À côté des policiers, il y a aussi les magistrats à former, car eux aussi ont un rôle important à jouer, notamment à la frontière.

Toutefois, une trop forte participation entraînerait dans son sillage un gros problème : la submersion des systèmes. Lors d'une interview, un agent a pu dire que : « si demain, nos systèmes étaient bien connus et utilisés par ne serait-ce que les trois-quarts des commissariats, nous serions noyés. Nous ne sommes pas équipés pour ça. »25 Ainsi, les

agences françaises se retrouvent dans la situation ambivalente de devoir former le plus de policiers possible à l'usage de ces canaux, mais dans le même temps, elle ne pourrait plus travailler si cet objectif était rempli. Il est donc d'autant plus urgent de restructurer l'architecture informatique de ces agences de façon globale.

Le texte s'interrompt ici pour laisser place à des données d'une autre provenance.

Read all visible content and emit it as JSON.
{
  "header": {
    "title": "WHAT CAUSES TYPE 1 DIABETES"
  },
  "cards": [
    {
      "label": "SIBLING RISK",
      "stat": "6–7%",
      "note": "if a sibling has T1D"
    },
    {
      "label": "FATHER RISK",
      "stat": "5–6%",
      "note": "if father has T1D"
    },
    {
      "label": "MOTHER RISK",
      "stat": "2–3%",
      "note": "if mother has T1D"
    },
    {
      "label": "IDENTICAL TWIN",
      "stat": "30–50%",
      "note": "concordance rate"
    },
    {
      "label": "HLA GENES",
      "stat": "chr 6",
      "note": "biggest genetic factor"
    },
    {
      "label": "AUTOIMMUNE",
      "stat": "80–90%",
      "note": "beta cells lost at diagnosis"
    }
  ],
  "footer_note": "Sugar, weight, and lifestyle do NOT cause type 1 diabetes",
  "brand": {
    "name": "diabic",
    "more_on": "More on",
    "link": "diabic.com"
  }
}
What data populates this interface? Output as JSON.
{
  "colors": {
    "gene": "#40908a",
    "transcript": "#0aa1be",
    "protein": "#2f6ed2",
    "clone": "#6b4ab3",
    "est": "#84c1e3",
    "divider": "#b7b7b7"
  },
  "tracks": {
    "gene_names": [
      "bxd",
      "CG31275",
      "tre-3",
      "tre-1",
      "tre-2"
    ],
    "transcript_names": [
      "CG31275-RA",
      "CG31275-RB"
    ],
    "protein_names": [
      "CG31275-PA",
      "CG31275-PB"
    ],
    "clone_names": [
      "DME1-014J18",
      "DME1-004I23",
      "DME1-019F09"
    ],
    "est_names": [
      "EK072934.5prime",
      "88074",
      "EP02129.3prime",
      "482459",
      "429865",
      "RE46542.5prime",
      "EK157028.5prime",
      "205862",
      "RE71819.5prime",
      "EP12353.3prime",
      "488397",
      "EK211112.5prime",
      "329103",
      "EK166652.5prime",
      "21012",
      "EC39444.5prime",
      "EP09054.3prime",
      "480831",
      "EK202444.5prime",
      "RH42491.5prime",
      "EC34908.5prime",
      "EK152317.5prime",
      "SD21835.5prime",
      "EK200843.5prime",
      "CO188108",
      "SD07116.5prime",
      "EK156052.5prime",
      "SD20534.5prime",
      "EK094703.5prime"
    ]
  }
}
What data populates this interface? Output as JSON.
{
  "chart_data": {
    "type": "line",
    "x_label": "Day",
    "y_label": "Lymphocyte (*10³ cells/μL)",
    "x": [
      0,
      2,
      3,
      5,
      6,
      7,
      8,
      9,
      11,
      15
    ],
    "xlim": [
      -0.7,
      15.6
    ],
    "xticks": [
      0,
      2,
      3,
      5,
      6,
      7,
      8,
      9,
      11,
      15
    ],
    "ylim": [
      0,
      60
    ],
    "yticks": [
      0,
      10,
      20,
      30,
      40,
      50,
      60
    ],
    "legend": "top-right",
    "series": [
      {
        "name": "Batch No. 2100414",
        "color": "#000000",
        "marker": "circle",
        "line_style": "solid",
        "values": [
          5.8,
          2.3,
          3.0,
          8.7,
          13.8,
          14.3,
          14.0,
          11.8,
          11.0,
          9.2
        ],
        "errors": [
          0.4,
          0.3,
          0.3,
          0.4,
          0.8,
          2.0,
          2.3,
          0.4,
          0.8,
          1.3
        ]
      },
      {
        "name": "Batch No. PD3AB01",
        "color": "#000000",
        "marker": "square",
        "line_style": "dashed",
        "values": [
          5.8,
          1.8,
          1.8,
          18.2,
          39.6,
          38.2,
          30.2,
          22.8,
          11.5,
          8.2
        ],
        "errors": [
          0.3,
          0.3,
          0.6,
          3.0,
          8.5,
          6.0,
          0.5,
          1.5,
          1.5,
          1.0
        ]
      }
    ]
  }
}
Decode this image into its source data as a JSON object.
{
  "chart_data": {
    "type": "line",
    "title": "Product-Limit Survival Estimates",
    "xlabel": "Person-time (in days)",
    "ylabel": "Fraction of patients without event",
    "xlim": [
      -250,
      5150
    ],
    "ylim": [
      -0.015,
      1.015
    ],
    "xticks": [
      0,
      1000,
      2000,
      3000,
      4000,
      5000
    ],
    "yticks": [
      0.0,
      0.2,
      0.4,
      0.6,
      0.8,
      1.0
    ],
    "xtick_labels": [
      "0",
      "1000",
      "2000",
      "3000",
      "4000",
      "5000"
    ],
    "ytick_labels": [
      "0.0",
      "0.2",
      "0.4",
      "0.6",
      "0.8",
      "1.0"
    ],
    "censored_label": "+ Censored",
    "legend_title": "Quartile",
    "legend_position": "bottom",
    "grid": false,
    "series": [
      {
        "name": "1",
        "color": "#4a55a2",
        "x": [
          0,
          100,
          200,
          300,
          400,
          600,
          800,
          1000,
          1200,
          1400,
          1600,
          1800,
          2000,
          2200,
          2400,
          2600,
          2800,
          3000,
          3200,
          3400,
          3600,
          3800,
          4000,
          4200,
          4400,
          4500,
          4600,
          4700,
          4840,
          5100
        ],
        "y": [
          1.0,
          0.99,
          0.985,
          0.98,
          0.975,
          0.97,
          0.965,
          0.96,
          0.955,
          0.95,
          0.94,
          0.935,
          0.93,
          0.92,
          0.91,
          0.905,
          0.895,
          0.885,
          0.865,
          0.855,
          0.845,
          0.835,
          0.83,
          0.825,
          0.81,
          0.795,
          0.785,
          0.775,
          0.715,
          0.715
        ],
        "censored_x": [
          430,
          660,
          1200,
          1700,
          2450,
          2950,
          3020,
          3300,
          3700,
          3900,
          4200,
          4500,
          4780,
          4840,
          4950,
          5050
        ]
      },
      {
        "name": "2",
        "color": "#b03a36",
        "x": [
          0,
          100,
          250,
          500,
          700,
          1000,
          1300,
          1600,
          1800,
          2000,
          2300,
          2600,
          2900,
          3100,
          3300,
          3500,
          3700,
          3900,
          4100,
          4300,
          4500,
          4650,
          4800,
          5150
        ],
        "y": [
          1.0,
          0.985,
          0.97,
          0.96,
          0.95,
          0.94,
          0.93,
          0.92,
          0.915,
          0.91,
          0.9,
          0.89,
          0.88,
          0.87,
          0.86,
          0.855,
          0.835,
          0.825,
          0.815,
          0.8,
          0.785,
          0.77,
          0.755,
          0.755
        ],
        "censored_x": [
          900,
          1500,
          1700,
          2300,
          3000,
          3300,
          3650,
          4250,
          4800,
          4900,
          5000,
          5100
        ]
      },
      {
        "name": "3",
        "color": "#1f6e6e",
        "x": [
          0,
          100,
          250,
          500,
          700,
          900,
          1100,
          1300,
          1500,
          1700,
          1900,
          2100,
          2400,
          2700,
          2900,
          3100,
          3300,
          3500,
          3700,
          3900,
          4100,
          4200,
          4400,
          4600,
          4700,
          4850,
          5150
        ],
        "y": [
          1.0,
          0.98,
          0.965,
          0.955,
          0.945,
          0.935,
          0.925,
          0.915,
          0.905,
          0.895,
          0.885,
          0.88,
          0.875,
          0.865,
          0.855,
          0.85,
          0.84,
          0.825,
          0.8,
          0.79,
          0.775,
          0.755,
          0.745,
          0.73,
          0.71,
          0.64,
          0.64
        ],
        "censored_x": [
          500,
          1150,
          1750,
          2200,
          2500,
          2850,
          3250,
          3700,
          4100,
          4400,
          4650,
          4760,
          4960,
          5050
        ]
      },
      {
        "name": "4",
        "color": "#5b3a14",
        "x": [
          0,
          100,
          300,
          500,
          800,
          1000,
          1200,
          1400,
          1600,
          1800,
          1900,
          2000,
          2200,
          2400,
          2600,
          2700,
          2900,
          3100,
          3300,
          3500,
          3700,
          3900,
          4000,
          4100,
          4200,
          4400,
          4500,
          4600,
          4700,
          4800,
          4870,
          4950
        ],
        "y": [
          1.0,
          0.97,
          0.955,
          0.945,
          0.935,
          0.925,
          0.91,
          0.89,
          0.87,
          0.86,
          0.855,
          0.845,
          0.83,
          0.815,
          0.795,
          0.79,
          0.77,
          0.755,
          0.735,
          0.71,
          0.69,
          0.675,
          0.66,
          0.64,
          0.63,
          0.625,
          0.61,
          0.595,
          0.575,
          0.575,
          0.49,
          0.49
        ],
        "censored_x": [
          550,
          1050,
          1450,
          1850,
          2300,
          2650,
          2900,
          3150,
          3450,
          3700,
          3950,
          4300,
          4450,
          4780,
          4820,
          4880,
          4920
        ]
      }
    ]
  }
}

Mais à côté de cette réforme, le rapport présidé par le Sénateur Requier encourage « les policiers et gendarmes à se servir des outils de la coopération sans passer par les services spécifiques »26. Or il serait beaucoup trop difficile aux agents de pouvoir s'orienter facilement

dans cet univers et les offices centraux répondent déjà en partie à cet objectif. Malheureusement les moyens de communication de ces derniers ne permettent pas d'effectuer des recoupements et des analyses générales. Les offices centraux ne sont utiles aux agents que dans le cadre de coopérations ponctuelles et concentrées sur l'obtention d'informations précises.

25 Interview d'un agent, anonyme.

26 Rapport n°484, présidé par le Sénateur Jean-Claude REQUIER, 29 mars 2017, op. cit. p.192.